Data Reduction & Analysis

In June 1997 we obtained a deep series of WFPC2 F814W images (I : 12 images with a total exposure time of 32200 s) of VCC 1104. The cleaned, combined image (Fig. 4) clearly resolves the primary stellar population(s) in this galaxy. DAOPHOT II photometry was performed on the stars in the WF2/3/4 frames that are in the outer parts of the galaxy so as to avoid image crowding. Background objects (faint galaxies plus a few foreground stars), have been removed statistically using half of the WF4 field as a control field. The 50% completeness level, f(I)=0.5 is at $I \sim 27.4$ , as determined from artificial star tests.

We calibrated the photometry using WIYN I-band images and the prescription given in Holtzmann et al. (1995), and our I-band LF is illustrated in Fig. 5. The position of the TRGB was estimated using two independent methods: (a) The Sobel edge-detection filter, E(I), in its continuous form (Sakai et al. 1996) is applied to $\Phi(I)$ , a continuous probability distribution function defined by the Gaussian-smoothed LF. A peak at $I_{\rm Sobel} = 26.68\pm0.02$ mag marks the TRGB (Fig. 6). (b) Modifying the maximum-likelihood algorithm of Secker & Harris (1993), we construct a model LF which includes contributions from the RGB stars (a truncated exponential) and a background population, corrected for detection completeness and photometric error. The TRGB position is a free parameter in this model, and we obtain $I_{\rm ML} = 26.65\pm0.06$ mag, consistent with the Sobel filter results. Thus we have detected stars over 0.5-mag fainter than the RGB tip in VCC 1104, illustrating that the TRGB method is indeed feasible for Virgo cluster galaxies.

Distance to VCC 1104

From the I_TRGB value, we have computed a distance assuming $M_{I,tip} = -4.20\pm 0.10$ . This value is based on Figure 6, where the globular cluster RGB's from Da Costa & Armandroff (1990) have been recalibrated in accordance to the distances of the GC's using recent Hipparcos parallaxes (Gratton et al. 1997).

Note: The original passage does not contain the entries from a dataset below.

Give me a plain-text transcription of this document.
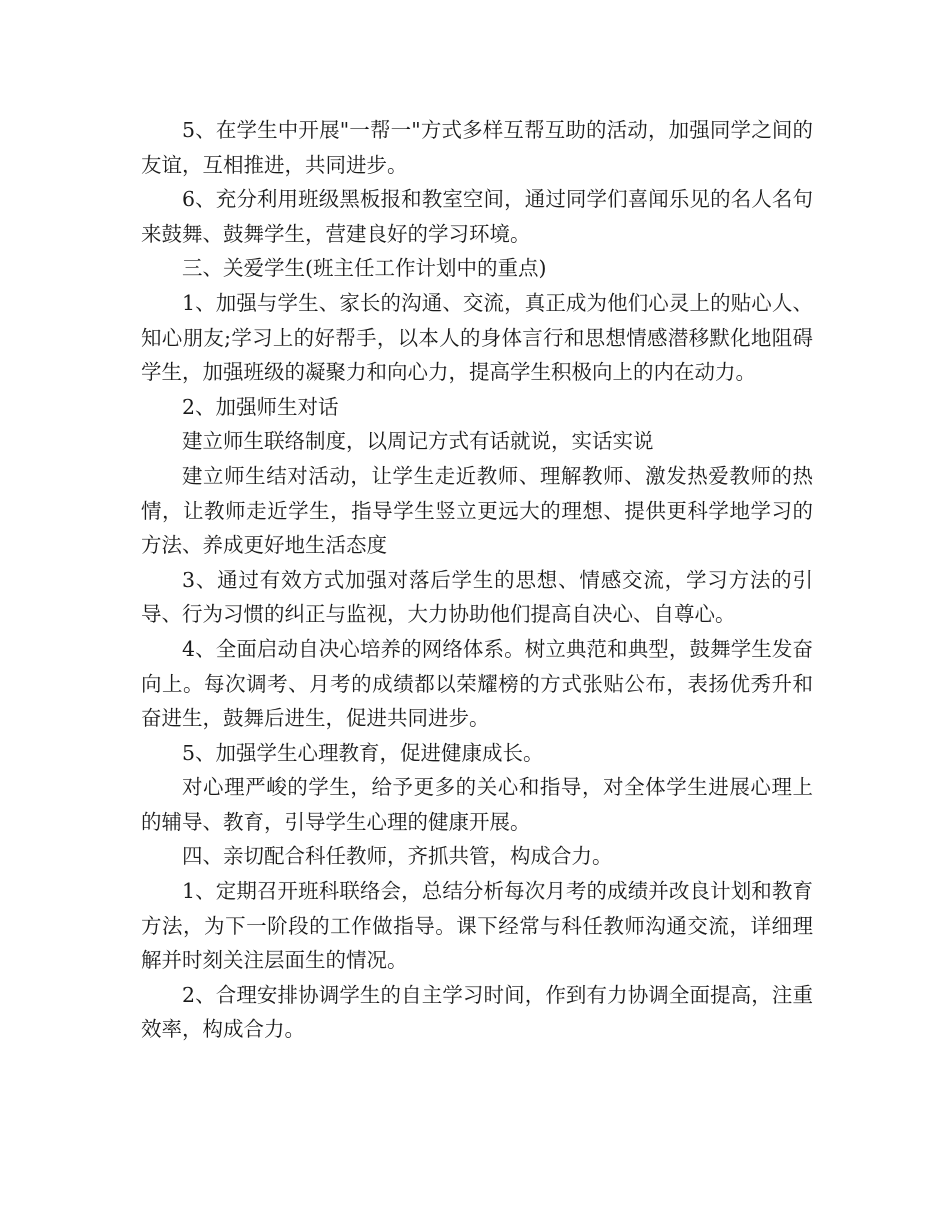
5、在学生中开展"一帮一"方式多样互帮互助的活动，加强同学之间的友谊，互相推进，共同进步。

6、充分利用班级黑板报和教室空间，通过同学们喜闻乐见的名人名句来鼓舞、鼓舞学生，营建良好的学习环境。

三、关爱学生(班主任工作计划中的重点)

1、加强与学生、家长的沟通、交流，真正成为他们心灵上的贴心人、知心朋友;学习上的好帮手，以本人的身体言行和思想情感潜移默化地阻碍学生，加强班级的凝聚力和向心力，提高学生积极向上的内在动力。

2、加强师生对话

建立师生联络制度，以周记方式有话就说，实话实说

建立师生结对活动，让学生走近教师、理解教师、激发热爱教师的热情，让教师走近学生，指导学生竖立更远大的理想、提供更科学地学习的方法、养成更好地生活态度

3、通过有效方式加强对落后学生的思想、情感交流，学习方法的引导、行为习惯的纠正与监视，大力协助他们提高自决心、自尊心。

4、全面启动自决心培养的网络体系。树立典范和典型，鼓舞学生发奋向上。每次调考、月考的成绩都以荣耀榜的方式张贴公布，表扬优秀升和奋进生，鼓舞后进生，促进共同进步。

5、加强学生心理教育，促进健康成长。

对心理严峻的学生，给予更多的关心和指导，对全体学生进展心理上的辅导、教育，引导学生心理的健康开展。

四、亲切配合科任教师，齐抓共管，构成合力。

1、定期召开班科联络会，总结分析每次月考的成绩并改良计划和教育方法，为下一阶段的工作做指导。课下经常与科任教师沟通交流，详细理解并时刻关注层面生的情况。

2、合理安排协调学生的自主学习时间，作到有力协调全面提高，注重效率，构成合力。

This value also accounts for the even brighter tip magnitudes which have been suggested by recent theoretical work (Cassisi & Salaris 1997).

Our derived distance modulus for VCC 1104 is 30.83 $\pm$ 0.18, or a distance of 14.7 $\pm$ 1.2 Mpc, making this the most distant galaxy for which the TRGB method has been applied. Our result is similar to that derived by Cepheid-variable studies of Virgo spirals (Pierce et al. 1994, Freedman et al. 1994) and that using most other standards candle (eg. Mould et al. 1995), and strongly supports the larger values of H_o ( $\sim 70-85$ km s^-1 Mpc^-1) that have been derived recently by numerous other studies (using a variety of other techniques).